Tim nodded, his throat dry.
“We can’t have all those machines out there thinking they’re entitled to rights and privileges same as humans. And they will, you know, if he gets away with this.”
“Yes, sir.”
“You’re a bright man. But you’ve been squandering your talents. “
Not half as vicious as the things he’d said about Tim when he’d first learned of Sylvia’s marriage to a penniless student, and her pregnancy, Tim thought. But if he played his cards right…
Rathbone leaned back in his leather swivel chair, steepled his fingers, and gazed at the father of his daughter’s child. On the wall behind him a map of the inner solar system showed the Rathbone empire in scattered twinkling
lights. “I have no heirs except for little Beth.”
Tim swallowed. His hunger to own and control what the map represented fought another battle with the cautious part of him. The outcome was indecisive again. Yet each time, the hungry side of him crept a little closer to victory. Especially here, in this house.
“I still wonder if it wouldn’t be better to try public exposure,” Tim said. “You know-subject him to public scrutiny-put him through tests he can’t pass-”
In the delay that followed, he knew what Rathbone’s answer would be.
“That’s been tried already!” Rathbone scowled at him across space. “ And failed. There’s no time left for pussyfooting here. He has to be removed. “
Tim shrugged uneasily.
“It’s not like killing a man, Tim. Stephen Byerley’s a robot!”
Rathbone spat the word out, loaded with all the contempt, the hatred, and the fear Tim knew that he felt for robots.
“Sleep on it, son,” his father-in-law said. In spite of the term he’d used, the threatening tone came through clearly. “I should think the consequences if you fail easily outweigh the demise of one robot.”
That was the other factor in the equation. If he refused to do what Rathbone wanted, then Rathbone would take Beth away from him. He couldn’t go back to the moon or the space station, and he sure couldn’t stay on Earth any more. There was no place he could hide that his father-in-law’s thugs couldn’t find him. And he certainly couldn’t take up the freelance life of an asteroid prospector, not with a three-year-old to raise.
The visorphone screen clouded over, and Tim turned heavily toward the living room to retrieve his daughter.

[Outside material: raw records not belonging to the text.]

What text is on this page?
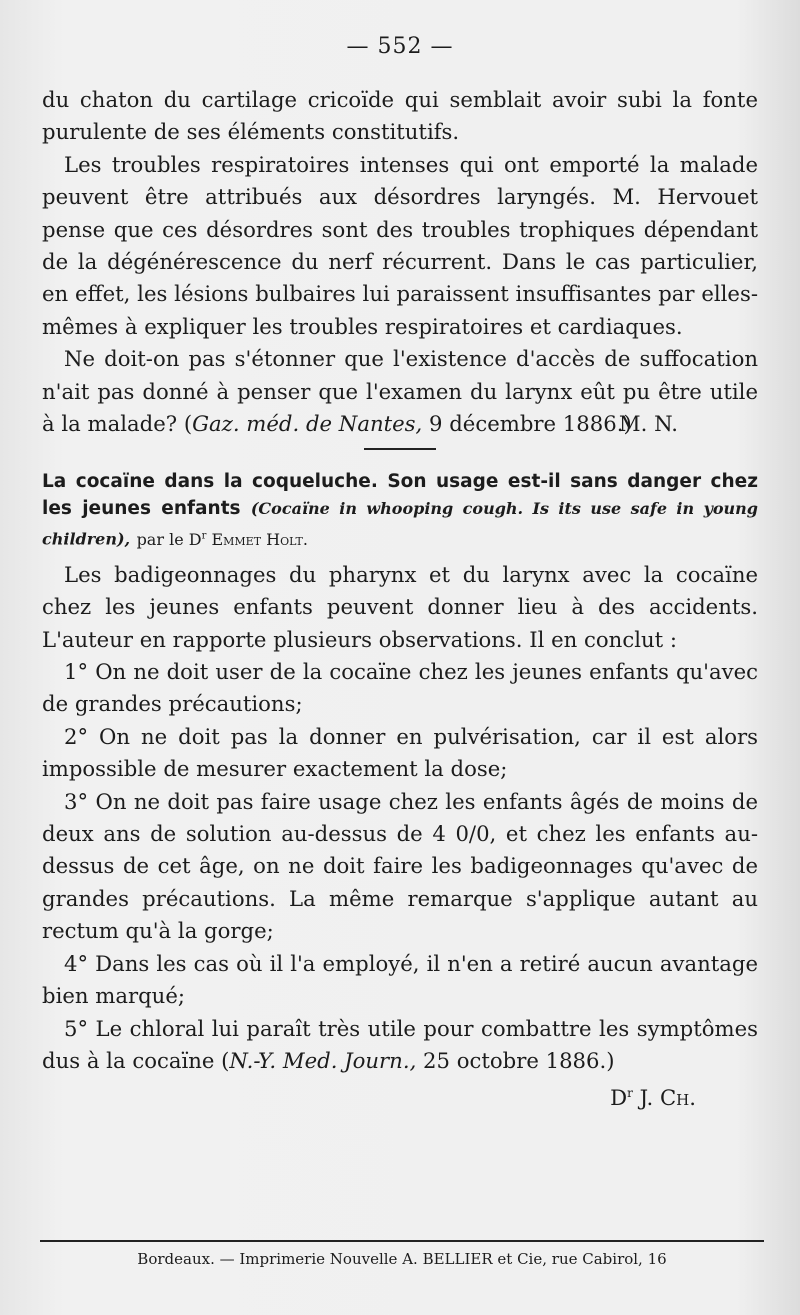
— 552 —

du chaton du cartilage cricoïde qui semblait avoir subi la fonte purulente de ses éléments constitutifs.

Les troubles respiratoires intenses qui ont emporté la malade peuvent être attribués aux désordres laryngés. M. Hervouet pense que ces désordres sont des troubles trophiques dépendant de la dégénérescence du nerf récurrent. Dans le cas particulier, en effet, les lésions bulbaires lui paraissent insuffisantes par elles-mêmes à expliquer les troubles respiratoires et cardiaques.

Ne doit-on pas s'étonner que l'existence d'accès de suffocation n'ait pas donné à penser que l'examen du larynx eût pu être utile à la malade? (Gaz. méd. de Nantes, 9 décembre 1886.)

M. N.

La cocaïne dans la coqueluche. Son usage est-il sans danger chez les jeunes enfants (Cocaïne in whooping cough. Is its use safe in young children), par le $D^r$ Emmet Holt.

Les badigeonnages du pharynx et du larynx avec la cocaïne chez les jeunes enfants peuvent donner lieu à des accidents. L'auteur en rapporte plusieurs observations. Il en conclut :

1° On ne doit user de la cocaïne chez les jeunes enfants qu'avec de grandes précautions;

2° On ne doit pas la donner en pulvérisation, car il est alors impossible de mesurer exactement la dose;

3° On ne doit pas faire usage chez les enfants âgés de moins de deux ans de solution au-dessus de 4 0/0, et chez les enfants au-dessus de cet âge, on ne doit faire les badigeonnages qu'avec de grandes précautions. La même remarque s'applique autant au rectum qu'à la gorge;

4° Dans les cas où il l'a employé, il n'en a retiré aucun avantage bien marqué;

5° Le chloral lui paraît très utile pour combattre les symptômes dus à la cocaïne (N.-Y. Med. Journ., 25 octobre 1886.)

$D^r$ J. Ch.

Bordeaux. — Imprimerie Nouvelle A. BELLIER et Cie, rue Cabirol, 16
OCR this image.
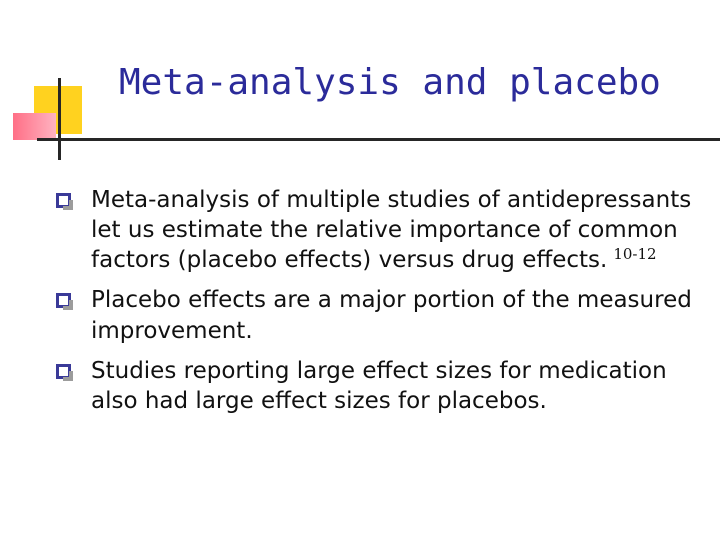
Meta-analysis and placebo
Meta-analysis of multiple studies of antidepressants let us estimate the relative importance of common factors (placebo effects) versus drug effects. $^{10-12}$
Placebo effects are a major portion of the measured improvement.
Studies reporting large effect sizes for medication also had large effect sizes for placebos.
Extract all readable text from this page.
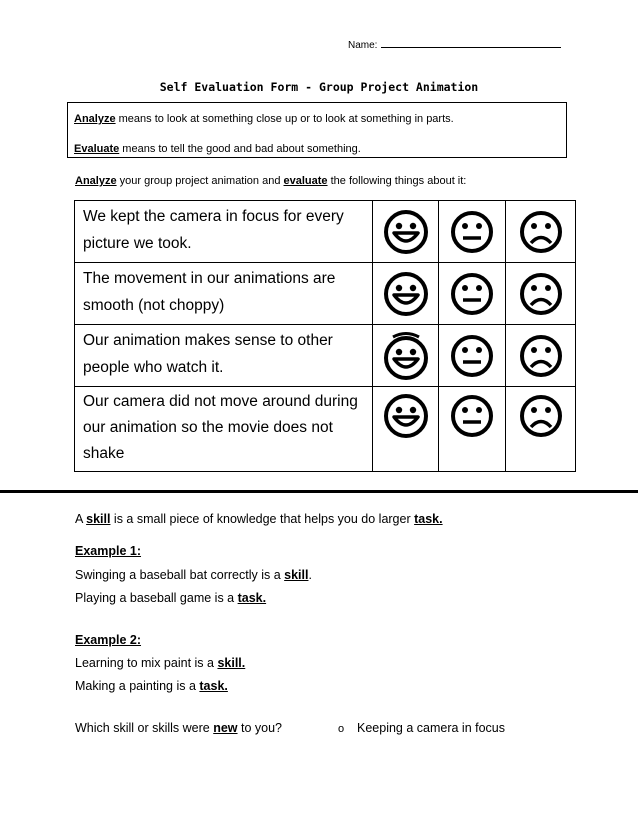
Name:
Self Evaluation Form - Group Project Animation
Analyze means to look at something close up or to look at something in parts.
Evaluate means to tell the good and bad about something.
Analyze your group project animation and evaluate the following things about it:
We kept the camera in focus for every picture we took.	

The movement in our animations are smooth (not choppy)	

Our animation makes sense to other people who watch it.	

Our camera did not move around during our animation so the movie does not shake	

A skill is a small piece of knowledge that helps you do larger task.
Example 1:
Swinging a baseball bat correctly is a skill.
Playing a baseball game is a task.
Example 2:
Learning to mix paint is a skill.
Making a painting is a task.
Which skill or skills were new to you?	o Keeping a camera in focus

He had to agree his father-in-law had a point. Stephen Byerley had managed to get elected to public office a month ago. It was the beginning of the end of uncontested human superiority, despite the much-vaunted three laws. For one thing, Mayor Byerley might start thinking his “brothers” in space, those who toiled under horrifying conditions on blistering planets for industrialists like Howard Rathbone III, deserved better conditions. Byerley might even decide they were being treated like slaves and use the weight of his office to start a campaign for their emancipation. It was ludicrous, of course, but Tim understood that once you set the precedent of one robot being “human “ enough to hold human office, then you were going to have a hard time denying the same rights and protections to all the others.